Speaking during a visit to Mexico City, Biden said the message expressed about Mexicans and Mexico in the U.S. election campaign is “disturbing,” but that this episode of “xenophobia” will pass.
“Some of the rhetoric coming from some presidential candidates of the other team are I think dangerous, damaging and incredibly ill-advised,” Biden said at a meeting with top Mexican government officials.
“But here’s what I’m here to tell you: They do not, they do not, they do not represent the view of the vast majority of the American people,” he said. “This too shall pass. … We have gone through these episodes of xenophobia but they have always been overcome.”
Trump has angered Mexico from the start of his candidacy by declaring that the country was sending rapists across the border and that he would force the neighboring government to pay for a giant wall to keep illegal migrants out.
Fox’s F-bomb
Former President Vicente Fox, who led Mexico from 2000 to 2006, joined the chorus of outrage, telling the U.S. television network Fusion: “I am not going to pay for that fucking wall. He should pay for it. He’s got the money.”
The billionaire real estate mogul hit back on Twitter, writing: “Vicente Fox horribly used the F word when discussing the wall. He must apologize! If I did that there would be a uproar!”
https://twitter.com/realDonaldTrump/status/702953023736250369
Another former Mexican president, Felipe Calderón, also lashed out at Trump’s wall idea earlier this month.
“Mexican people, we are not going to pay any single cent for such a stupid wall. And it’s going to be completely useless,” Calderón, who was president from 2006-2012, told CNBC.
President Enrique Peña Nieto’s administration has called Trump’s comments about Mexicans “prejudiced and absurd.”
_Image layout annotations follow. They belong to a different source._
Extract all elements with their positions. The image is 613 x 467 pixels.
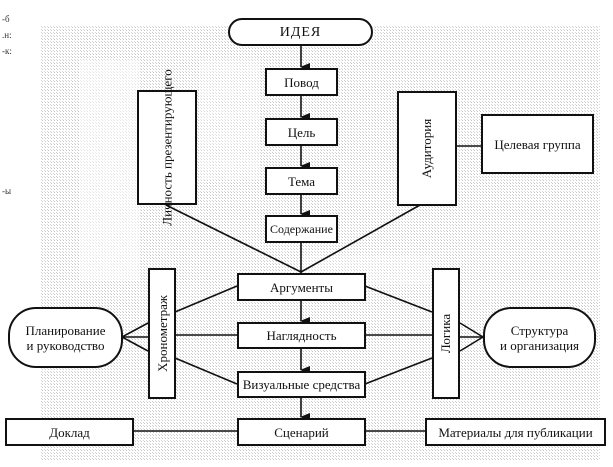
node-naglyadnost-label: Наглядность	[266, 328, 337, 343]
node-struktura-label: Структура и организация	[499, 322, 580, 353]
node-idea-label: ИДЕЯ	[279, 24, 322, 40]
node-lichnost-label: Личность презентирующего	[159, 69, 175, 226]
line-lichnost-argumenty	[165, 204, 302, 273]
node-argumenty: Аргументы	[237, 273, 366, 301]
margin-mark: -к:	[2, 46, 12, 56]
node-povod-label: Повод	[284, 74, 319, 90]
node-logika-label: Логика	[438, 313, 454, 354]
node-materialy: Материалы для публикации	[425, 418, 606, 446]
line-auditoriya-argumenty	[300, 204, 421, 273]
node-planirovanie: Планирование и руководство	[8, 307, 123, 368]
node-khronometrazh: Хронометраж	[148, 268, 176, 399]
node-doklad-label: Доклад	[49, 424, 90, 440]
node-auditoriya: Аудитория	[397, 91, 457, 206]
node-scenariy: Сценарий	[237, 418, 366, 446]
node-planirovanie-label: Планирование и руководство	[25, 322, 106, 353]
node-povod: Повод	[265, 68, 338, 96]
node-cel: Цель	[265, 118, 338, 146]
node-tema-label: Тема	[287, 173, 316, 189]
margin-mark: -ы	[2, 186, 12, 196]
node-khronometrazh-label: Хронометраж	[154, 295, 170, 372]
node-scenariy-label: Сценарий	[274, 424, 329, 440]
node-celevaya-gruppa: Целевая группа	[481, 114, 594, 174]
node-naglyadnost: Наглядность	[237, 322, 366, 349]
node-tema: Тема	[265, 167, 338, 195]
node-lichnost: Личность презентирующего	[137, 69, 197, 226]
node-soderzhanie: Содержание	[265, 215, 338, 243]
node-cel-label: Цель	[287, 124, 316, 140]
node-argumenty-label: Аргументы	[270, 279, 333, 295]
node-vizualnye-sredstva: Визуальные средства	[237, 371, 366, 398]
node-struktura: Структура и организация	[483, 307, 596, 368]
node-idea: ИДЕЯ	[228, 18, 373, 46]
node-vizualnye-sredstva-label: Визуальные средства	[242, 377, 361, 392]
node-auditoriya-label: Аудитория	[419, 118, 435, 179]
node-logika: Логика	[432, 268, 460, 399]
margin-mark: -б	[2, 14, 10, 24]
node-doklad: Доклад	[5, 418, 134, 446]
node-celevaya-gruppa-label: Целевая группа	[494, 136, 581, 152]
node-soderzhanie-label: Содержание	[270, 221, 333, 236]
node-materialy-label: Материалы для публикации	[438, 424, 593, 440]
margin-mark: .н:	[2, 30, 12, 40]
The Republican front-runner has also clashed with Pope Francis over the immigration issue after the pontiff, following a trip to Mexico this month, said that anyone who “only wants to build walls and not bridges is not a Christian.”
Trump called Francis’ comments “disgraceful” but he later softened his tone, saying he had a “lot of respect” for the first Latin American pope.
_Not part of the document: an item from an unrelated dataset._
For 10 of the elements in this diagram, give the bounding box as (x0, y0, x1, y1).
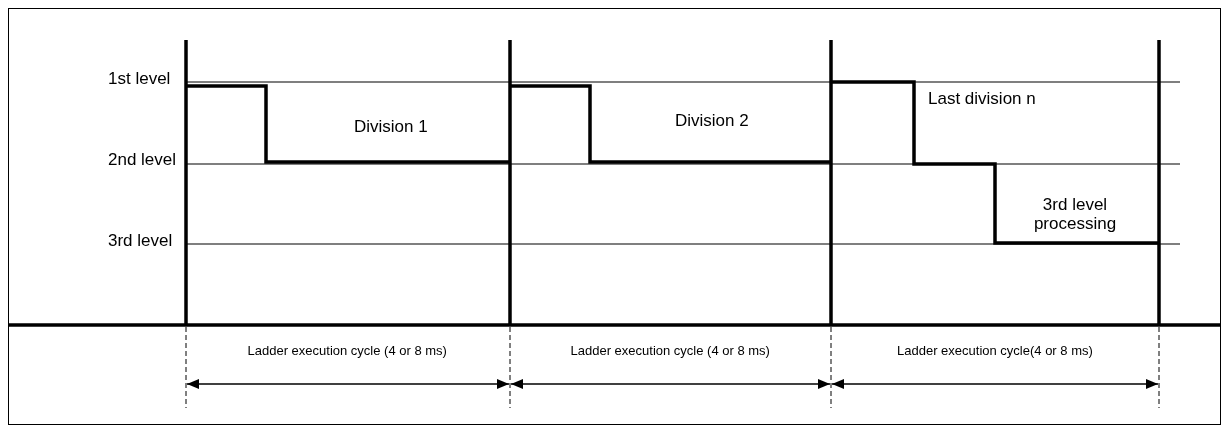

At the end of Biden’s speech at the high-level U.S.-Mexico economic dialogue, Finance Minister Luis Videgaray praised his “inspirational” words while Foreign Minister Claudia Ruíz Massieu said the two nations share values “to make this region the most productive and prosperous in the world.”
Biden held talks with President Peña Nieto later Thursday.
Tough election issue
Immigration is a hot-button issue in the U.S. presidential race, which features two Republican candidates who are sons of Cuban immigrants: senators Marco Rubio and Ted Cruz. But both senators, who are Trump’s closest competitors, have taken a hard stance on the issue.
While Rubio backed immigration reform in 2013, he has since hardened his position and now competes with Cruz for support from conservatives demanding more deportations for the 11 million undocumented migrants in the United States.
Biden told the Mexican officials that he hoped that President Barack Obama’s immigration reform, blocked by Republicans in Congress, can still win approval.
Circumventing Congress, Obama announced measures in November 2014 to protect millions of illegal immigrants from deportation. The Supreme Court has agreed to review his executive order, after a lower court blocked it.
Both candidates vying for the Democratic nomination, Hillary Clinton and Bernie Sanders, have vowed to pass reforms that will give undocumented immigrants a path to citizenship.
The Latino vote has become crucial in U.S. elections as Hispanics are now the biggest minority group in the country, surpassing African-Americans.